Rosalyn Carter was once quoted as saying, “There are only four kinds of people in the world. Those who have been caregivers. Those who are currently caregivers. Those who will be caregivers, and those who will need a caregiver.” There are millions of family caregivers providing much needed care either at home or in care facilities for things like assisting with activities of daily living, and social and emotional support.
For those living in care facilities, family caregivers help them cultivate connections with others and engage in activities, facilitating social participation, and providing meaningful and important connections beyond the care community. Family visits contribute to residents’ social and emotional well-being, which is reason enough, but visits rarely are only social in nature. For example, staff rely on family to bring certain supplies, including certain medications and toiletries, and favourite snacks, all of which affect care staff to provide person-centered care. Family members typically advocate to ensure that residents’ care needs and preferences are addressed. Part of visiting involves “checking-in” and advocating by sharing information that helps care staff know residents and, ultimately, deliver more personalized care. Family caregivers also are essential for monitoring residents’ health and in identifying significant health status changes.
The COVID-19 pandemic, which is especially dangerous to older people, has disrupted the lives of older people and their family caregivers. It has become evident over the last 18 months, that older adults living in care facilities, are at a very high risk for mortality from COVID-19, particularly with asymptomatic workers and visitors unknowingly spreading the virus in the facilities. COVID-19 has exacerbated the already staffing shortages in care facilities and has heightened family caregivers’ stress and worry about the care their loved one has received, creating a sense of helplessness because they are unable to see how they are cared for. The Covid-19 restrictions have changed the way family caregivers provide support and stay connected to their older relatives in long-term care; what used to be done in-person is now done from a distance.
Trying to stay connected with their older relative in care has been supported from a distance. Not only do traditional telephone calls and letters help fill the gap, but also the use of newer technology. Family caregivers are staying connected through video calls via Facetime and Zoom. With the help of the care staff they are connected with residents using electronic devices. Such technology gives families the opportunity to see and talk with each other. Window visits is another way families have stayed connected. During such visits family see each other and may talk to each other over the phone which provides some comfort for families. Family caregivers have also taken on the responsibilities of arranging for delivery of essential items, such as food or medication. Family caregivers caring also are delivering essential items and care packages.
One key activity that family caregivers typically do for older relatives in long term care facilities is to monitor the quality of care they are receiving. Caregivers are having to find new ways to monitor when they are not able to visit, such as through increased communication with care staff or monitoring while connecting with their loved one through video or phone chats pandemic.

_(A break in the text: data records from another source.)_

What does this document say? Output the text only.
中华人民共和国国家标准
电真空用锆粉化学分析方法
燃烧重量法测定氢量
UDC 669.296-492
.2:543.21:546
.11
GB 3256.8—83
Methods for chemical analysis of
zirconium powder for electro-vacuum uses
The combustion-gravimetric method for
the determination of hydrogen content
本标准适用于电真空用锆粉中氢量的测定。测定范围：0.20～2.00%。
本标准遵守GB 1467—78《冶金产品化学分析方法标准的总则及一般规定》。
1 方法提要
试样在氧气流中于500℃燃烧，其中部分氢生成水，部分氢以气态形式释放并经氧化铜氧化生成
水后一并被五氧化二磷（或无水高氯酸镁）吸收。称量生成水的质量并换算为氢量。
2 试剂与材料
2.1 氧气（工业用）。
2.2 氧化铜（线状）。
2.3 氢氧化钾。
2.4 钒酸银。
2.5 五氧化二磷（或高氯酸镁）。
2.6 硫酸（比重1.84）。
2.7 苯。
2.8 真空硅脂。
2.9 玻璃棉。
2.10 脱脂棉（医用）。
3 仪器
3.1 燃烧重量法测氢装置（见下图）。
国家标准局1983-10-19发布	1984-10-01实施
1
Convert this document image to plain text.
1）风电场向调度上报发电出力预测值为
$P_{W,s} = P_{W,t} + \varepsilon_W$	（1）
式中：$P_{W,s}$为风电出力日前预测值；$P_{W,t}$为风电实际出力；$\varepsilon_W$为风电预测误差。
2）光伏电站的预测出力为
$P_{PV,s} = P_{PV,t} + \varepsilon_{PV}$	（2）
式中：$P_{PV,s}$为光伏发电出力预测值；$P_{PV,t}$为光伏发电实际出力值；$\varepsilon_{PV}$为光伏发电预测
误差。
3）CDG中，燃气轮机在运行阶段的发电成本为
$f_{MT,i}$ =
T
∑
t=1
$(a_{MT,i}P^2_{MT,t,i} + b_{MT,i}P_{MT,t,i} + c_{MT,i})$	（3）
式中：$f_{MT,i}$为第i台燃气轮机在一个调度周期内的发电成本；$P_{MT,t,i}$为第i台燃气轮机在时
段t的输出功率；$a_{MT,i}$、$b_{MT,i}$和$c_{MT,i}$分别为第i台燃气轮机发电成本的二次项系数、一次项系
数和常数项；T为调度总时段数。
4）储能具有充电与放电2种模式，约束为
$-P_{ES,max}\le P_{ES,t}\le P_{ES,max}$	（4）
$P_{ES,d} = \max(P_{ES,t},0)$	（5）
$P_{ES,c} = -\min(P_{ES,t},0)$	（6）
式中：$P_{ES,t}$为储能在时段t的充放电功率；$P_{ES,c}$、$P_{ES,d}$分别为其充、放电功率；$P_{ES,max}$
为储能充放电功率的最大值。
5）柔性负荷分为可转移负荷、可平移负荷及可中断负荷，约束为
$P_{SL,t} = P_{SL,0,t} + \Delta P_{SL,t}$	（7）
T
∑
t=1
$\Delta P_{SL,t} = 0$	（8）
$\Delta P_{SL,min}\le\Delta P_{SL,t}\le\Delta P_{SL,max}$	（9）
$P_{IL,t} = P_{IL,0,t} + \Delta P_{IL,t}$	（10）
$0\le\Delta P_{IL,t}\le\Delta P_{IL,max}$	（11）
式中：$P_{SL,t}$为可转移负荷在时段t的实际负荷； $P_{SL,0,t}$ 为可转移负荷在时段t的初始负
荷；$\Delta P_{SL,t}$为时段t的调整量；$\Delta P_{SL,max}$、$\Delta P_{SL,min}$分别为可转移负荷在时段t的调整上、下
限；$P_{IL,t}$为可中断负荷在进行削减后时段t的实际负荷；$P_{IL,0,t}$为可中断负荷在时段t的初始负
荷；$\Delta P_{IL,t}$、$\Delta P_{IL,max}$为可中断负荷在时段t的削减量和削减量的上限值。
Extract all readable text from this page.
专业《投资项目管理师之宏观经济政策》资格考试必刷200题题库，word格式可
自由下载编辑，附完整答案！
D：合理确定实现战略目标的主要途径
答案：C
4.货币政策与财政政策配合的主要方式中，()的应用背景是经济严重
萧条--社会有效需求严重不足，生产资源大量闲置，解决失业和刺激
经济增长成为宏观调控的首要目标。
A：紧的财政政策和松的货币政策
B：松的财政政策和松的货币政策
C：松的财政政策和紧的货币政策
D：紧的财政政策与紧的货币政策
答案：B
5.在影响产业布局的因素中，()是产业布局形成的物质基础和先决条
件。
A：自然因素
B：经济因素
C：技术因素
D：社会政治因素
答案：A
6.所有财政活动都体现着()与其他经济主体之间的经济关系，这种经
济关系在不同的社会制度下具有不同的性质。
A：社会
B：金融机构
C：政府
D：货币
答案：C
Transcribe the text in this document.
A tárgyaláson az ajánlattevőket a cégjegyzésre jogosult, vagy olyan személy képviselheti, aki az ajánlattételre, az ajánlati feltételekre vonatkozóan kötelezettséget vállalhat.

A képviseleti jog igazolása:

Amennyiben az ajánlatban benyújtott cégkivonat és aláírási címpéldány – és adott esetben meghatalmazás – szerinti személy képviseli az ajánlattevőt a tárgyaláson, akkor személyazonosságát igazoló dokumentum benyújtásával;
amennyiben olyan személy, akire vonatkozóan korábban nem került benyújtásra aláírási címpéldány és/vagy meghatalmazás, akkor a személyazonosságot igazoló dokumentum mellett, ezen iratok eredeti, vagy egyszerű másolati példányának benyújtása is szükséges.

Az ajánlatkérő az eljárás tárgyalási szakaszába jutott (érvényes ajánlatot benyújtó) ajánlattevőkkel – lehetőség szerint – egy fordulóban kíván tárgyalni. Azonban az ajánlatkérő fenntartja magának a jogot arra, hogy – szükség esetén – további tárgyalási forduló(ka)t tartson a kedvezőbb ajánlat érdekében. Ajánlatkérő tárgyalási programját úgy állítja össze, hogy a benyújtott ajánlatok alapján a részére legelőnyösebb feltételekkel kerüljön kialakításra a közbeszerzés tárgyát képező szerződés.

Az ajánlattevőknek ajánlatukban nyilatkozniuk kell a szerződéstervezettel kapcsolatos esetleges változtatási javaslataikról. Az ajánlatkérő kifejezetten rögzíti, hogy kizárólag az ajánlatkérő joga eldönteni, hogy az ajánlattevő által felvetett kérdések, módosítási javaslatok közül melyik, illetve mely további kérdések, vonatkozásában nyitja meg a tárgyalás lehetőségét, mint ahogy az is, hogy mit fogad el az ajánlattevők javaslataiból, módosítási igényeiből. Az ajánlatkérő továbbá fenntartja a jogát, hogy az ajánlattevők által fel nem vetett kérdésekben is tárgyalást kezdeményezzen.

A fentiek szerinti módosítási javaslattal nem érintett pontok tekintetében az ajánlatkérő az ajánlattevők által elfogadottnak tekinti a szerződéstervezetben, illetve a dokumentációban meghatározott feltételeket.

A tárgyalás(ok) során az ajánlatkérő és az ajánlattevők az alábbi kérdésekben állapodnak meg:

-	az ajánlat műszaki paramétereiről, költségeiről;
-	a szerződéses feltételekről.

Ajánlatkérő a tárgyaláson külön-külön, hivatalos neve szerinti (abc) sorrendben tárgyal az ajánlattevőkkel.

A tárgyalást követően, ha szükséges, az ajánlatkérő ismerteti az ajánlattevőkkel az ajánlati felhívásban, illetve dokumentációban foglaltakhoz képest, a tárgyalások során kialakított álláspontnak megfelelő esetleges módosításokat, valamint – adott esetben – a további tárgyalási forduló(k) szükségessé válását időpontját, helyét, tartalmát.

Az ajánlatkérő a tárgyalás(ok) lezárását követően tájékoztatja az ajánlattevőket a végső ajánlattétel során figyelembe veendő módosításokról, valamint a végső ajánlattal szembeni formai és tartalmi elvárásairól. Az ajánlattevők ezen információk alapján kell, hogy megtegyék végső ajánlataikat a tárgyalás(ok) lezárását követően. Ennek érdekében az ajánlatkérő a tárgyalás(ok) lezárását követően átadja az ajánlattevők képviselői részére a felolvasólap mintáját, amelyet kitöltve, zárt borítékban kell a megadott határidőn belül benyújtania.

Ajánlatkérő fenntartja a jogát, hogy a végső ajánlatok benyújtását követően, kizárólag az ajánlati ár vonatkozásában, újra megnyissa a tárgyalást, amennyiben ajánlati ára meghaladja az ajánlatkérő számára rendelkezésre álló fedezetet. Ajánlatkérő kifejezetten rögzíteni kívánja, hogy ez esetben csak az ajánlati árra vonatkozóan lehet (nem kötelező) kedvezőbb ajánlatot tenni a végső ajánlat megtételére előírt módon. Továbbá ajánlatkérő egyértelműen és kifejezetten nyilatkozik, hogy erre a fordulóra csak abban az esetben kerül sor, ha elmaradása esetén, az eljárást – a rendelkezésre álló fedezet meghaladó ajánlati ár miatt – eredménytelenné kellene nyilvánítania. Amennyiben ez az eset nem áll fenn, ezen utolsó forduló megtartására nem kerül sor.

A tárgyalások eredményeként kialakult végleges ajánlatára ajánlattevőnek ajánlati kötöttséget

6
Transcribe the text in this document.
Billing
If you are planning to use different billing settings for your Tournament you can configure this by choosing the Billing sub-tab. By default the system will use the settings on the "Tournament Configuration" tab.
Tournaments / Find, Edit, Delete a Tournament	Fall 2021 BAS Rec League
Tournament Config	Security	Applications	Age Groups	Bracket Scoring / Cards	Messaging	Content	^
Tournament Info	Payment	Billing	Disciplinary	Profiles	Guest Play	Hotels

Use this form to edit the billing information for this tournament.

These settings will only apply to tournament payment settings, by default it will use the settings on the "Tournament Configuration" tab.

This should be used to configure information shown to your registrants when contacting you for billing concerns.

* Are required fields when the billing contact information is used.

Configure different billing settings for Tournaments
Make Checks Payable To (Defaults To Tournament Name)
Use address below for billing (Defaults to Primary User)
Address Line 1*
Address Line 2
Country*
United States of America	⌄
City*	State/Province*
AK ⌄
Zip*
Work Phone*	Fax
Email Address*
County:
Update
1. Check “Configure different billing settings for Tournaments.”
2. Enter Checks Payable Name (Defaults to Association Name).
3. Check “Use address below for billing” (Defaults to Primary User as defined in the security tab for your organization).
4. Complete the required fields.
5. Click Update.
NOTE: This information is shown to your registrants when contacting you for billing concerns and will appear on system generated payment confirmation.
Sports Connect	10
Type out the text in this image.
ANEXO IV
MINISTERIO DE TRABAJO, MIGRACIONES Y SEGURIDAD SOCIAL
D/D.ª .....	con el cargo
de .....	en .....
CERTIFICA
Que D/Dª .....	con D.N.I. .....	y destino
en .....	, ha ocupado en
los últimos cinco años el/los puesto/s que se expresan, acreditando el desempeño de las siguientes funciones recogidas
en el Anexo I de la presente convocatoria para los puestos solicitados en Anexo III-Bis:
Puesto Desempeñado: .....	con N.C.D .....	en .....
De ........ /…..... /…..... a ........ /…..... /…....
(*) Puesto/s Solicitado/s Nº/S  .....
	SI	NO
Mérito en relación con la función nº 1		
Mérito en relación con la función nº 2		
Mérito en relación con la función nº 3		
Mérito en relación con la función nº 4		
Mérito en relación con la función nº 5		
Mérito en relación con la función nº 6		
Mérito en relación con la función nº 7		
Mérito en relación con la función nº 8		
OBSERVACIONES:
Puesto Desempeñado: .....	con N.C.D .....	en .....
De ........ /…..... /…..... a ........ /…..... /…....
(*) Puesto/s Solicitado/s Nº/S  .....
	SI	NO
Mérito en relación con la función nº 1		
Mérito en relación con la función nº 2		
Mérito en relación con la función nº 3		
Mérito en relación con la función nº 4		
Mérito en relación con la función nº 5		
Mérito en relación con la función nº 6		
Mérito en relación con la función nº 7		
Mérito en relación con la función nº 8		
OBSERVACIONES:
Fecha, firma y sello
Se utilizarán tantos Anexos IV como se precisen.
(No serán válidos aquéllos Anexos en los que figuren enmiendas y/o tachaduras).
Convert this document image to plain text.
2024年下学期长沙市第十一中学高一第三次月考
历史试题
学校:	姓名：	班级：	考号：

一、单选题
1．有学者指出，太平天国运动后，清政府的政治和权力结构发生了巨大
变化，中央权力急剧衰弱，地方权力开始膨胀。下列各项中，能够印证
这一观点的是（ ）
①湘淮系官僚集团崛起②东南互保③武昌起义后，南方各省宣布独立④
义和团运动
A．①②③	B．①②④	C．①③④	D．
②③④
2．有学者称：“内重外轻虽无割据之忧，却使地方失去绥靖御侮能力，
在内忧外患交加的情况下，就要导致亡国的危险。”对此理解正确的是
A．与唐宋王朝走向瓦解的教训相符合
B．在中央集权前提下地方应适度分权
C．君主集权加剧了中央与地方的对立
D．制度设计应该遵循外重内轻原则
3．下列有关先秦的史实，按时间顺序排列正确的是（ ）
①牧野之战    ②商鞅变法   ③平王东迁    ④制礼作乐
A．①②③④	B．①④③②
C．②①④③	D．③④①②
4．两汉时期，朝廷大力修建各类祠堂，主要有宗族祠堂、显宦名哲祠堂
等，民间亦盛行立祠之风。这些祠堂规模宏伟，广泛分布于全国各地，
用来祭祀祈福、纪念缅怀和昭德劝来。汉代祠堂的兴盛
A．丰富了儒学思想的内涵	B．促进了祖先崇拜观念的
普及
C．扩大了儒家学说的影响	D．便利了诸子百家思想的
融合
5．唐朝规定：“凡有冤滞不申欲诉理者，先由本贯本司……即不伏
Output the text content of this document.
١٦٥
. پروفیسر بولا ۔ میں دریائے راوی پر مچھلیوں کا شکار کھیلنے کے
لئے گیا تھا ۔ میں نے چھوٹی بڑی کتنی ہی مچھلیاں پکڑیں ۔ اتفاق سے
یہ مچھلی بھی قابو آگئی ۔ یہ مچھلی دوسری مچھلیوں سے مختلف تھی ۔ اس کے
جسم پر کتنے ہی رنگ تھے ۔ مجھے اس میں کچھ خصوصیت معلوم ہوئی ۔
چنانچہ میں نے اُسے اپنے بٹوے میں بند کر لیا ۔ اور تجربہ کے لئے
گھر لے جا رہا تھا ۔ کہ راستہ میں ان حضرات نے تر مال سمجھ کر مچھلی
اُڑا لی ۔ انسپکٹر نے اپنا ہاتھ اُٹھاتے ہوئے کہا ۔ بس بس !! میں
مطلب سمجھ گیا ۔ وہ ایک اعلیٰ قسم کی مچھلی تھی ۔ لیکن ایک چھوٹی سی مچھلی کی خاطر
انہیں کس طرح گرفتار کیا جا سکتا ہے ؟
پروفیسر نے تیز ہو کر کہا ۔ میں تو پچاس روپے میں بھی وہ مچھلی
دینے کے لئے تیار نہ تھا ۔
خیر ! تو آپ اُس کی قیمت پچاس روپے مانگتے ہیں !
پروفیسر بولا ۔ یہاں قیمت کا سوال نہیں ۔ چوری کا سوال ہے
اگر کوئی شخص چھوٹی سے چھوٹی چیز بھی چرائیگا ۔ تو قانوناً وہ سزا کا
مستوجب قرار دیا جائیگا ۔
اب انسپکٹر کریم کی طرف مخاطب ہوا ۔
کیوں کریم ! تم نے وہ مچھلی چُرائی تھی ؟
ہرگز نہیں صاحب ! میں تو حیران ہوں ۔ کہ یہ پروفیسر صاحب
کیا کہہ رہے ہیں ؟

With the required social distancing, family caregivers can have a heightened sense of helplessness because they are not able to protect their family members or provide the type or amount of care that they want to provide. For their part, many family caregivers are experiencing anxiety, fear, guilt, and even depression as a result of being unable to participate in resident care in pre-pandemic ways. These negative experiences are escalated further in settings directly affected by COVID-19 cases and in residents’ end-of-life care and death. Family members’ health and well-being also are at risk by their exclusion, further exacerbating the public health consequences of the pandemic.
Public Health Officials, to help curb the spread of the disease and prevent further loss of life implemented many restrictions, including the restriction of visitors and non-essential personnel to long-term care. While such measures certainly helped to stop the spread of COVID, they also created a great deal of stress, worries, and challenges for family caregivers. COVID-19 will continue to transform the delivery of long-term services and supports, including caregiver support, as well as the ways families interact with loved ones into the future. For older adults and their caregivers, social distancing and fear may also continue when many have returned to work and the social distancing restrictions are lifted, attuned and sensitive to the needs of family caregivers who may be experiencing added burden, stress, and depression, and the differences in needs based on a variety family circumstances.